Si certaines personnes ont une personnalité distincte au travail et à la maison, ce n’est pas le cas de Jennie Carignan.

«Mon rôle personnel et professionnel est intégré l’un à l’autre. J’ai énormément appris de par ma carrière et ça m’aide à être un meilleur parent et vice versa. Je ne suis pas différente au travail que je le suis à la maison, je suis la même personne constamment.»

«Graduellement dans ma carrière, j’ai eu des défis de plus en plus importants à relever, et ils sont souvent au niveau humain.»

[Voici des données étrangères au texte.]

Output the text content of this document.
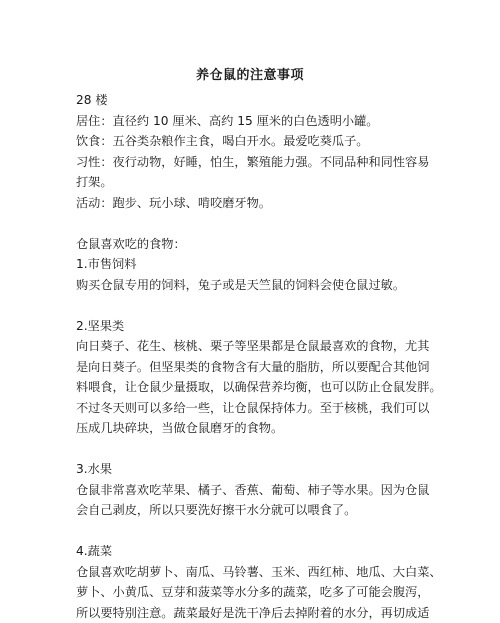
养仓鼠的注意事项
28 楼
居住：直径约 10 厘米、高约 15 厘米的白色透明小罐。
饮食：五谷类杂粮作主食，喝白开水。最爱吃葵瓜子。
习性：夜行动物，好睡，怕生，繁殖能力强。不同品种和同性容易
打架。
活动：跑步、玩小球、啃咬磨牙物。
仓鼠喜欢吃的食物：
1.市售饲料
购买仓鼠专用的饲料，兔子或是天竺鼠的饲料会使仓鼠过敏。
2.坚果类
向日葵子、花生、核桃、栗子等坚果都是仓鼠最喜欢的食物，尤其
是向日葵子。但坚果类的食物含有大量的脂肪，所以要配合其他饲
料喂食，让仓鼠少量摄取，以确保营养均衡，也可以防止仓鼠发胖。
不过冬天则可以多给一些，让仓鼠保持体力。至于核桃，我们可以
压成几块碎块，当做仓鼠磨牙的食物。
3.水果
仓鼠非常喜欢吃苹果、橘子、香蕉、葡萄、柿子等水果。因为仓鼠
会自己剥皮，所以只要洗好擦干水分就可以喂食了。
4.蔬菜
仓鼠喜欢吃胡萝卜、南瓜、马铃薯、玉米、西红柿、地瓜、大白菜、
萝卜、小黄瓜、豆芽和菠菜等水分多的蔬菜，吃多了可能会腹泻，
所以要特别注意。蔬菜最好是洗干净后去掉附着的水分，再切成适
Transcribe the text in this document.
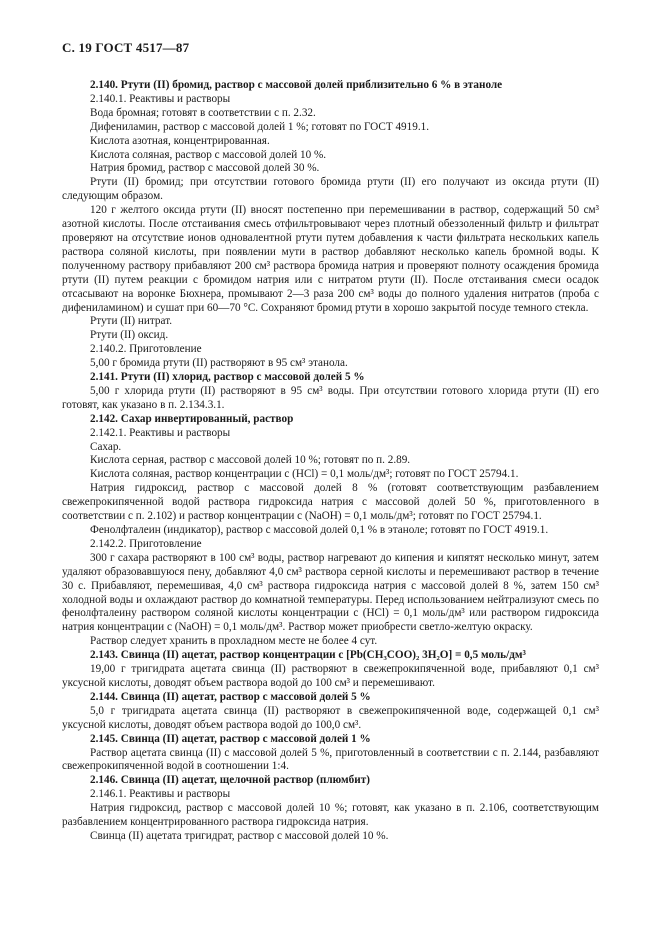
С. 19 ГОСТ 4517—87

2.140. Ртути (II) бромид, раствор с массовой долей приблизительно 6 % в этаноле

2.140.1. Реактивы и растворы

Вода бромная; готовят в соответствии с п. 2.32.

Дифениламин, раствор с массовой долей 1 %; готовят по ГОСТ 4919.1.

Кислота азотная, концентрированная.

Кислота соляная, раствор с массовой долей 10 %.

Натрия бромид, раствор с массовой долей 30 %.

Ртути (II) бромид; при отсутствии готового бромида ртути (II) его получают из оксида ртути (II) следующим образом.

120 г желтого оксида ртути (II) вносят постепенно при перемешивании в раствор, содержащий 50 см³ азотной кислоты. После отстаивания смесь отфильтровывают через плотный обеззоленный фильтр и фильтрат проверяют на отсутствие ионов одновалентной ртути путем добавления к части фильтрата нескольких капель раствора соляной кислоты, при появлении мути в раствор добавляют несколько капель бромной воды. К полученному раствору прибавляют 200 см³ раствора бромида натрия и проверяют полноту осаждения бромида ртути (II) путем реакции с бромидом натрия или с нитратом ртути (II). После отстаивания смеси осадок отсасывают на воронке Бюхнера, промывают 2—3 раза 200 см³ воды до полного удаления нитратов (проба с дифениламином) и сушат при 60—70 °С. Сохраняют бромид ртути в хорошо закрытой посуде темного стекла.

Ртути (II) нитрат.

Ртути (II) оксид.

2.140.2. Приготовление

5,00 г бромида ртути (II) растворяют в 95 см³ этанола.

2.141. Ртути (II) хлорид, раствор с массовой долей 5 %

5,00 г хлорида ртути (II) растворяют в 95 см³ воды. При отсутствии готового хлорида ртути (II) его готовят, как указано в п. 2.134.3.1.

2.142. Сахар инвертированный, раствор

2.142.1. Реактивы и растворы

Сахар.

Кислота серная, раствор с массовой долей 10 %; готовят по п. 2.89.

Кислота соляная, раствор концентрации c (HCl) = 0,1 моль/дм³; готовят по ГОСТ 25794.1.

Натрия гидроксид, раствор с массовой долей 8 % (готовят соответствующим разбавлением свежепрокипяченной водой раствора гидроксида натрия с массовой долей 50 %, приготовленного в соответствии с п. 2.102) и раствор концентрации c (NaOH) = 0,1 моль/дм³; готовят по ГОСТ 25794.1.

Фенолфталеин (индикатор), раствор с массовой долей 0,1 % в этаноле; готовят по ГОСТ 4919.1.

2.142.2. Приготовление

300 г сахара растворяют в 100 см³ воды, раствор нагревают до кипения и кипятят несколько минут, затем удаляют образовавшуюся пену, добавляют 4,0 см³ раствора серной кислоты и перемешивают раствор в течение 30 с. Прибавляют, перемешивая, 4,0 см³ раствора гидроксида натрия с массовой долей 8 %, затем 150 см³ холодной воды и охлаждают раствор до комнатной температуры. Перед использованием нейтрализуют смесь по фенолфталеину раствором соляной кислоты концентрации c (HCl) = 0,1 моль/дм³ или раствором гидроксида натрия концентрации c (NaOH) = 0,1 моль/дм³. Раствор может приобрести светло-желтую окраску.

Раствор следует хранить в прохладном месте не более 4 сут.

2.143. Свинца (II) ацетат, раствор концентрации c [Pb(CH₃COO)₂ 3H₂O] = 0,5 моль/дм³

19,00 г тригидрата ацетата свинца (II) растворяют в свежепрокипяченной воде, прибавляют 0,1 см³ уксусной кислоты, доводят объем раствора водой до 100 см³ и перемешивают.

2.144. Свинца (II) ацетат, раствор с массовой долей 5 %

5,0 г тригидрата ацетата свинца (II) растворяют в свежепрокипяченной воде, содержащей 0,1 см³ уксусной кислоты, доводят объем раствора водой до 100,0 см³.

2.145. Свинца (II) ацетат, раствор с массовой долей 1 %

Раствор ацетата свинца (II) с массовой долей 5 %, приготовленный в соответствии с п. 2.144, разбавляют свежепрокипяченной водой в соотношении 1:4.

2.146. Свинца (II) ацетат, щелочной раствор (плюмбит)

2.146.1. Реактивы и растворы

Натрия гидроксид, раствор с массовой долей 10 %; готовят, как указано в п. 2.106, соответствующим разбавлением концентрированного раствора гидроксида натрия.

Свинца (II) ацетата тригидрат, раствор с массовой долей 10 %.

« Comme leader, c’est facile de faire mourir les bonnes idées, quand on s’assure de ne pas écouter ce que les autres ont à dire. Mais quand on leur laisse une place pour parler, ça suscite plus de créativité et d’initiative dans l’équipe et on accepte à ce moment le risque d’erreur. »
Jennie Carignan, brigadier-général des Forces armées canadiennes

Fascinée par le dévouement humain de ses troupes, elle estime que les soldats mériteraient davantage de reconnaissance pour le travail qu’ils doivent faire «dans des situations difficiles, et où ils font preuve de beaucoup d’altruisme». 

Si l’armée lui a permis de conjuguer ses passions pour les études, elle encourage les gens à se joindre aux Forces armées, et ce peu importe leur parcours professionnel.

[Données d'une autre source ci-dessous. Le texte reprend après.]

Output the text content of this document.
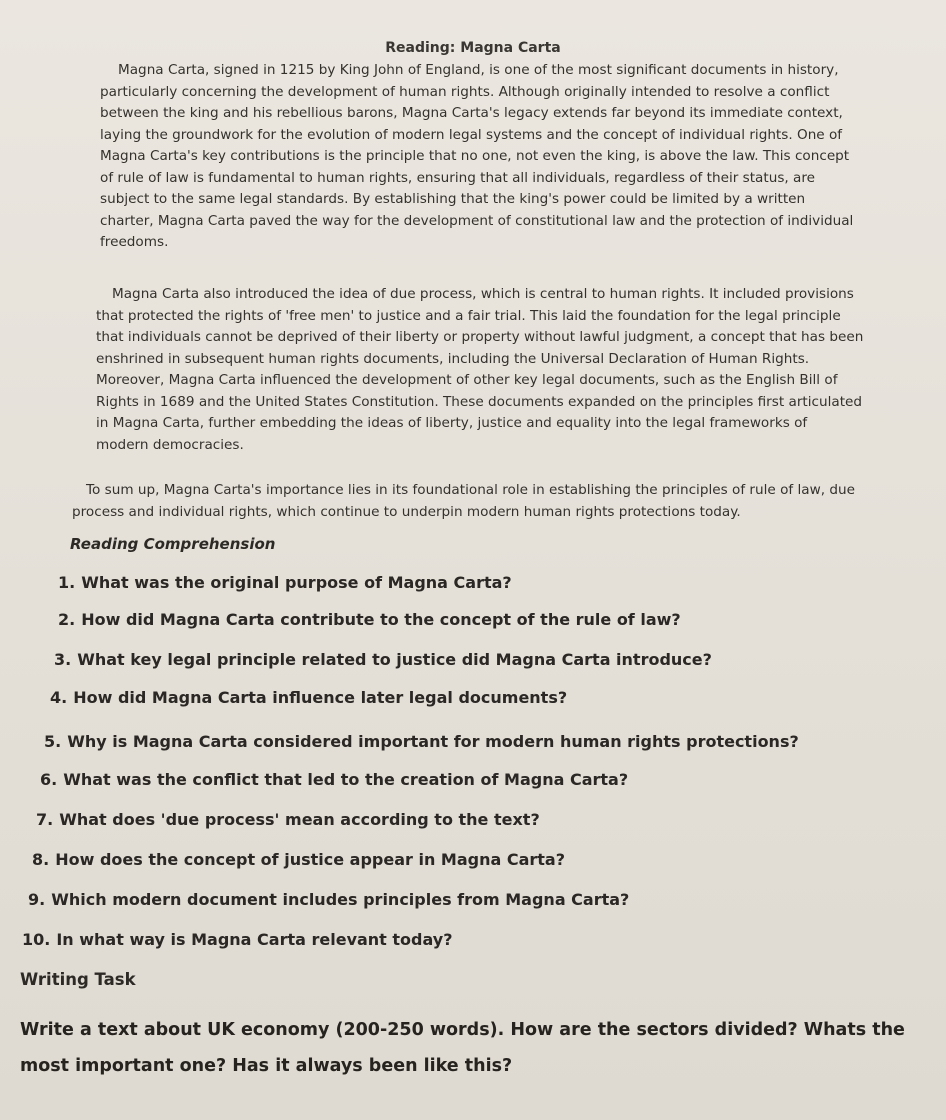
Reading: Magna Carta

Magna Carta, signed in 1215 by King John of England, is one of the most significant documents in history, particularly concerning the development of human rights. Although originally intended to resolve a conflict between the king and his rebellious barons, Magna Carta's legacy extends far beyond its immediate context, laying the groundwork for the evolution of modern legal systems and the concept of individual rights. One of Magna Carta's key contributions is the principle that no one, not even the king, is above the law. This concept of rule of law is fundamental to human rights, ensuring that all individuals, regardless of their status, are subject to the same legal standards. By establishing that the king's power could be limited by a written charter, Magna Carta paved the way for the development of constitutional law and the protection of individual freedoms.

Magna Carta also introduced the idea of due process, which is central to human rights. It included provisions that protected the rights of 'free men' to justice and a fair trial. This laid the foundation for the legal principle that individuals cannot be deprived of their liberty or property without lawful judgment, a concept that has been enshrined in subsequent human rights documents, including the Universal Declaration of Human Rights. Moreover, Magna Carta influenced the development of other key legal documents, such as the English Bill of Rights in 1689 and the United States Constitution. These documents expanded on the principles first articulated in Magna Carta, further embedding the ideas of liberty, justice and equality into the legal frameworks of modern democracies.

To sum up, Magna Carta's importance lies in its foundational role in establishing the principles of rule of law, due process and individual rights, which continue to underpin modern human rights protections today.

Reading Comprehension
1. What was the original purpose of Magna Carta?
2. How did Magna Carta contribute to the concept of the rule of law?
3. What key legal principle related to justice did Magna Carta introduce?
4. How did Magna Carta influence later legal documents?
5. Why is Magna Carta considered important for modern human rights protections?
6. What was the conflict that led to the creation of Magna Carta?
7. What does 'due process' mean according to the text?
8. How does the concept of justice appear in Magna Carta?
9. Which modern document includes principles from Magna Carta?
10. In what way is Magna Carta relevant today?
Writing Task

Write a text about UK economy (200-250 words). How are the sectors divided? Whats the most important one? Has it always been like this?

Elle estime qu’il y a une grande pluralité de gens au sein de la réserve militaire, et que ces expériences variées sont bénéfiques pour l’évolution de l’armée.

«Mon rôle personnel et professionnel est intégré l’un à l’autre. J’ai énormément appris de par ma carrière et ça m’aide à être un meilleur parent et vice versa», estime Jennie Carignan.

+

DANS LA TÊTE DE JENNIE CARIGNAN

Une entreprise...

J’aurais fondé une entreprise dont le but aurait été d’aider et appuyer les gens, car j’ai un grand intérêt envers eux. Chaque personne a un potentiel énorme à développer, quand on prend le temps de le voir. Je serais allée vers une entreprise de coaching et d’accompagnement, car parfois on peut se sentir seul en ayant beaucoup de responsabilités. 

Un livre...

Un des livres dernièrement qui m’a beaucoup inspirée m’a été recommandé par un ancien mentor, le lieutenant Maisonneuve, maintenant retraité. Il a eu un gros impact sur ma carrière et le livre qu’il m’a donné en cadeau s’appelle The Generals. L’étape de devenir général est un énorme changement, et je ne m’y attendais pas à ce point. Il m’a donné ce livre avant que je sois promue en me disant que je le trouverais intéressant. Je crois qu’il savait ce qui m’attendait. 

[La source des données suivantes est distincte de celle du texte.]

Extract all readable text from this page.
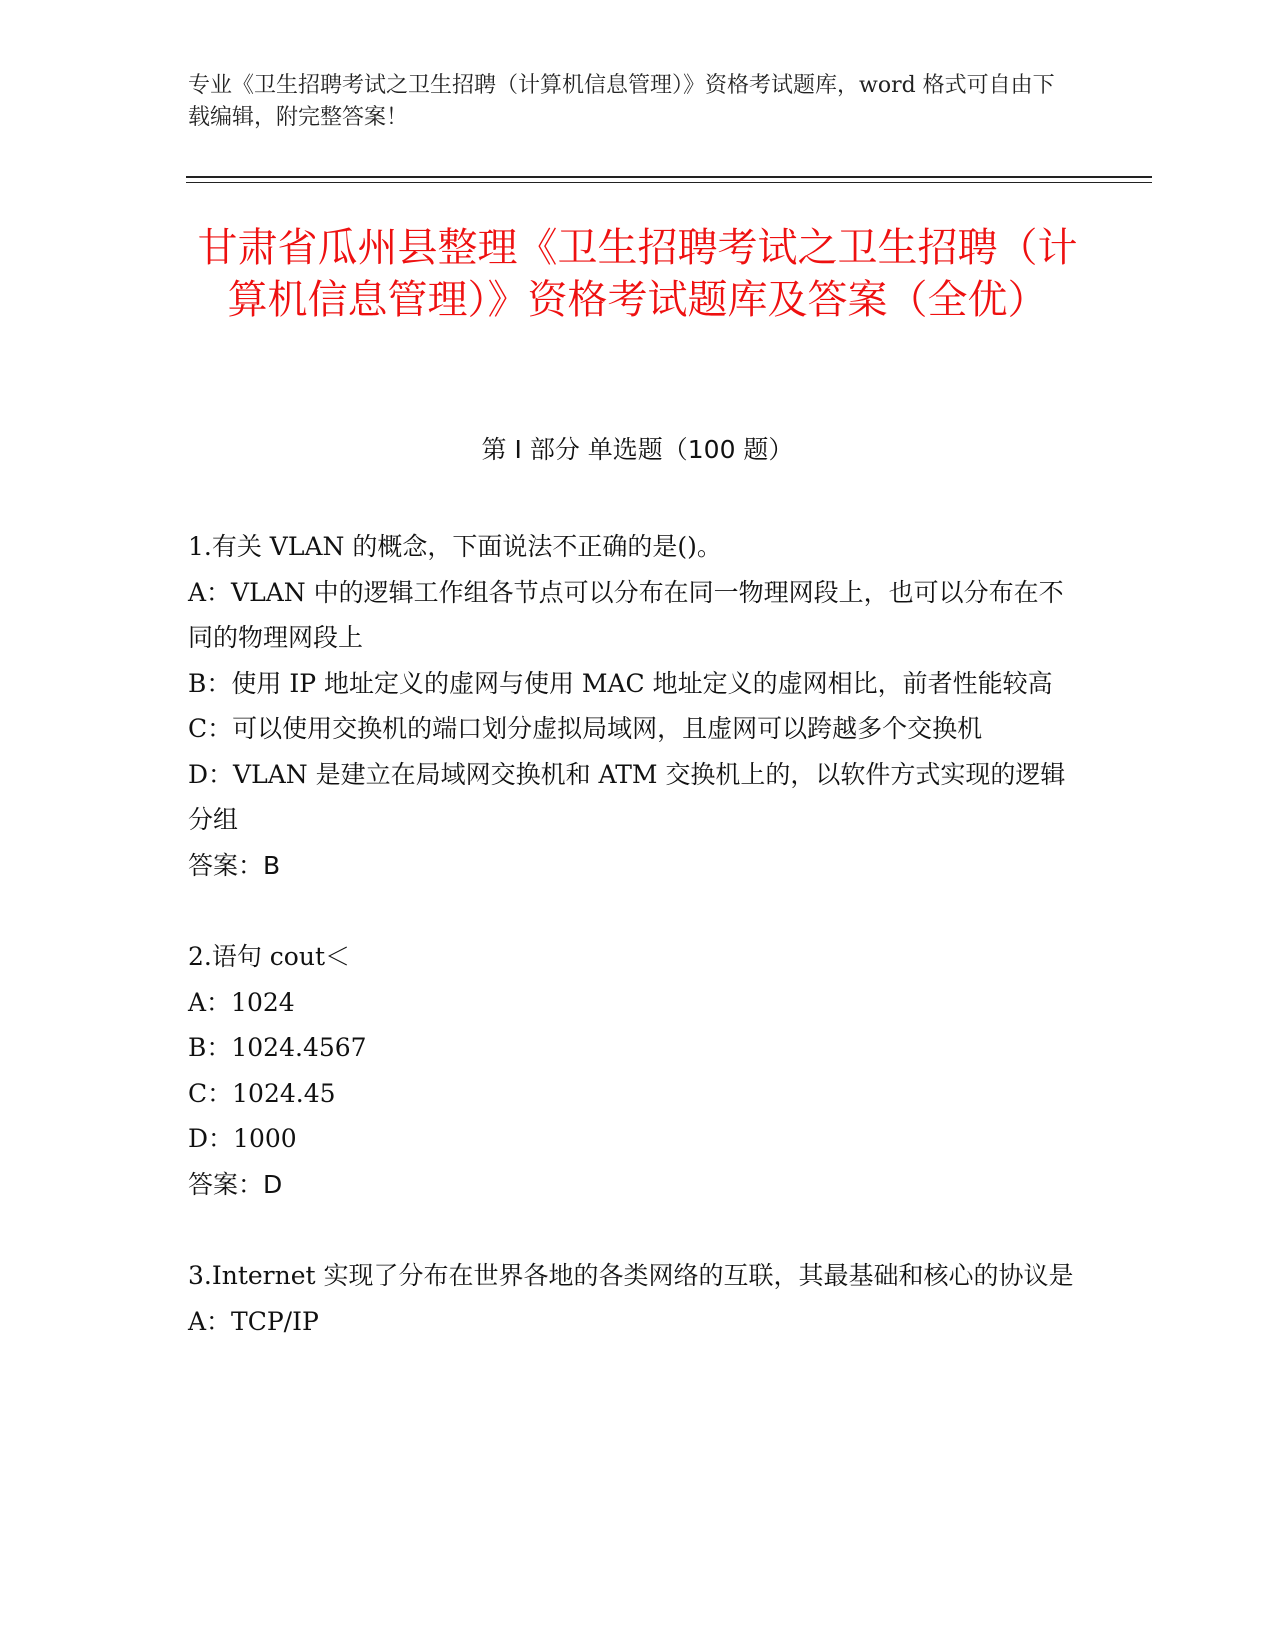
专业《卫生招聘考试之卫生招聘（计算机信息管理）》资格考试题库，word 格式可自由下载编辑，附完整答案！
甘肃省瓜州县整理《卫生招聘考试之卫生招聘（计算机信息管理）》资格考试题库及答案（全优）
第 I 部分 单选题（100 题）
1.有关 VLAN 的概念，下面说法不正确的是()。
A：VLAN 中的逻辑工作组各节点可以分布在同一物理网段上，也可以分布在不同的物理网段上
B：使用 IP 地址定义的虚网与使用 MAC 地址定义的虚网相比，前者性能较高
C：可以使用交换机的端口划分虚拟局域网，且虚网可以跨越多个交换机
D：VLAN 是建立在局域网交换机和 ATM 交换机上的，以软件方式实现的逻辑分组
答案：B
2.语句 cout＜
A：1024
B：1024.4567
C：1024.45
D：1000
答案：D
3.Internet 实现了分布在世界各地的各类网络的互联，其最基础和核心的协议是
A：TCP/IP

Une personne inspirante...

Angela Merkel, la chancelière allemande. Il y a plusieurs choses qui vont constamment mal en politique et ça demande une force mentale et physique énorme pour soutenir ce rythme pendant aussi longtemps. J’ai énormément de respect pour ce qu’elle fait.

Une rêve...

Je souhaitais devenir ballerine, mais je dois nuancer sur les rêves. Je pense ce qui est important, c’est de développer des passions, même si notre passion n’est pas forcément la même que notre emploi. Donc je suis aux antipodes avec l’expression «allez-y, suivez vos rêves»! Un moment donné, on doit se buter à la dure réalité. Il faut se trouver des activités où nous sommes compétents, mais aussi qui nous épanouissent au quotidien. 

Un souvenir de carrière...

Je me préparais à être déployée en Bosnie en 2002. Je déjeunais avec mes enfants, et mon fils de six ans me demande si j’allais mourir. On n’est pas prêt à répondre à ça à 6h du matin. J’ai dû patiner fort à ce moment-là! C’est le genre de question où tu ne peux pas répondre oui, ou peut-être, ou non. Tu ne peux pas faire de fausses promesses. Alors je lui ai demandé si c’était dangereux pour lui de se rendre à l’école le matin, de traverser la rue? Il m’a dit oui, mais vous m’avez appris à bien regarder avant de traverser. J’ai répondu que c’était la même chose avec mon travail. Je suis bien préparée, je dois faire ce que j’ai à faire et ça va bien aller. Dans notre travail de militaire, on doit préparer nos familles à ce qui peut arriver.